Greenshields was admitted to hospital on March 25 and to his surprise, tested positive for COVID-19 and for Epstein-Barr virus, better known as mono.
...

“I had a really high fever, my oxygen was low, my heart rate was super high and overall I was not doing well," he said.

He was moved as a precaution to the ICU, where he was shocked to learn from doctors his condition was considered life-threatening and he may need a tracheotomy.
...

discharged on March 31 and given a three-month recovery period​

'Scariest experience of my life': Okotoks man becomes youngest ICU patient in Alberta from COVID-19
 
This seems to be the way many states are going, including Ohio. It was disheartening to listen to Governor DeWine today talk about how we have to reopen the economy, and vulnerable people will have to figure out what kind of risks they are willing to take (my paraphrasing). So it sounds like largely it will be up to the individual who is at risk to determine his or her fate. The flattening the curve was to make sure that the healthcare system wasn't overwhelmed, and of course that saved lives. Also Dr. Acton, Ohio Dept of Health, mentioned the stage of herd immunity. This was also disheartening. Even though I knew this was coming.
It is disheartening but I don't even want to be in lockdown another 3 weeks, let alone until 2021. To be told I can exercise but can't stop and sit on a park bench if I want to, while out on a walk ??? Come on now.
 
Look how Australia, Austria, south Korea and Norway brought their curves down. Good work.

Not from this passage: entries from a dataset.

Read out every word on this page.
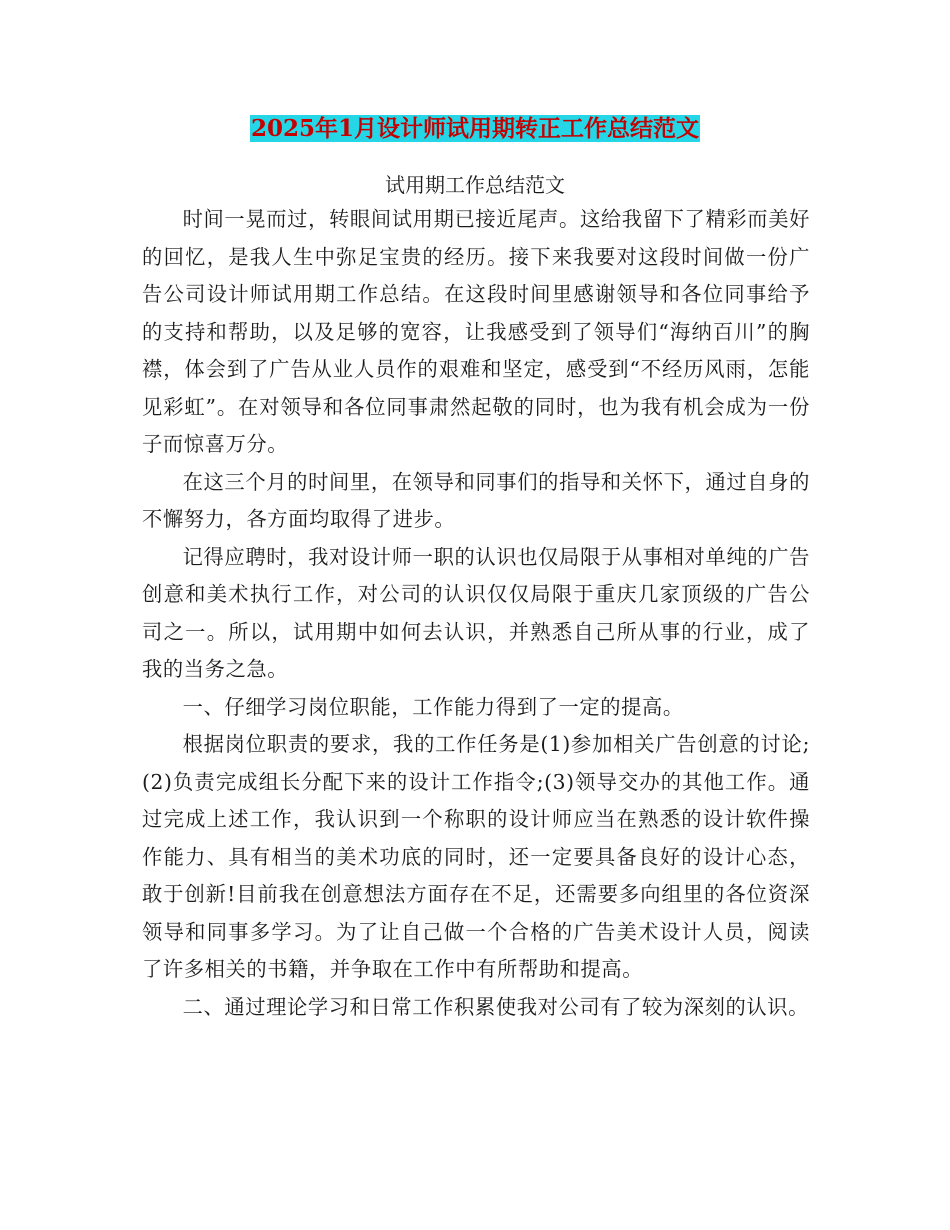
2025年1月设计师试用期转正工作总结范文

试用期工作总结范文

时间一晃而过，转眼间试用期已接近尾声。这给我留下了精彩而美好的回忆，是我人生中弥足宝贵的经历。接下来我要对这段时间做一份广告公司设计师试用期工作总结。在这段时间里感谢领导和各位同事给予的支持和帮助，以及足够的宽容，让我感受到了领导们“海纳百川”的胸襟，体会到了广告从业人员作的艰难和坚定，感受到“不经历风雨，怎能见彩虹”。在对领导和各位同事肃然起敬的同时，也为我有机会成为一份子而惊喜万分。

在这三个月的时间里，在领导和同事们的指导和关怀下，通过自身的不懈努力，各方面均取得了进步。

记得应聘时，我对设计师一职的认识也仅局限于从事相对单纯的广告创意和美术执行工作，对公司的认识仅仅局限于重庆几家顶级的广告公司之一。所以，试用期中如何去认识，并熟悉自己所从事的行业，成了我的当务之急。

一、仔细学习岗位职能，工作能力得到了一定的提高。

根据岗位职责的要求，我的工作任务是(1)参加相关广告创意的讨论;(2)负责完成组长分配下来的设计工作指令;(3)领导交办的其他工作。通过完成上述工作，我认识到一个称职的设计师应当在熟悉的设计软件操作能力、具有相当的美术功底的同时，还一定要具备良好的设计心态，敢于创新!目前我在创意想法方面存在不足，还需要多向组里的各位资深领导和同事多学习。为了让自己做一个合格的广告美术设计人员，阅读了许多相关的书籍，并争取在工作中有所帮助和提高。

二、通过理论学习和日常工作积累使我对公司有了较为深刻的认识。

Japan is a bit of a surprise.

I think Japan was late to take it seriously, they still reckoned they'd hold the Olympics long after the rest of the world said "nah". It is surprising though, you would think they'd have been super efficient and ahead of the game. Very densely populated, and as we've seen in cities around the world, the virus just loves tightly packed clusters of moving people.
 
It's like deciding to quit taking an antibiotic before the prescribed length of treatment. Your infection comes back so you go back on antibiotics again. You quit taking them before the required length of treatment because the infection appears to clear up and ....Voila! a few days later it comes back again, only this time you find you're antibiotic resistant and you're basically screwed.

That is a great analogy! Quitting too soon undermines all the work we've done so far isolating, testing, and trying to delay and clean up the uncontrolled spread.
 
This seems to be the way many states are going, including Ohio. It was disheartening to listen to Governor DeWine today talk about how we have to reopen the economy, and vulnerable people will have to figure out what kind of risks they are willing to take (my paraphrasing). So it sounds like largely it will be up to the individual who is at risk to determine his or her fate. The flattening the curve was to make sure that the healthcare system wasn't overwhelmed, and of course that saved lives. Also Dr. Acton, Ohio Dept of Health, mentioned the stage of herd immunity. This was also disheartening. Even though I knew this was coming.

Exactly this.
We're not waiting until the virus has gone, we're waiting until our health care systems can cope with it.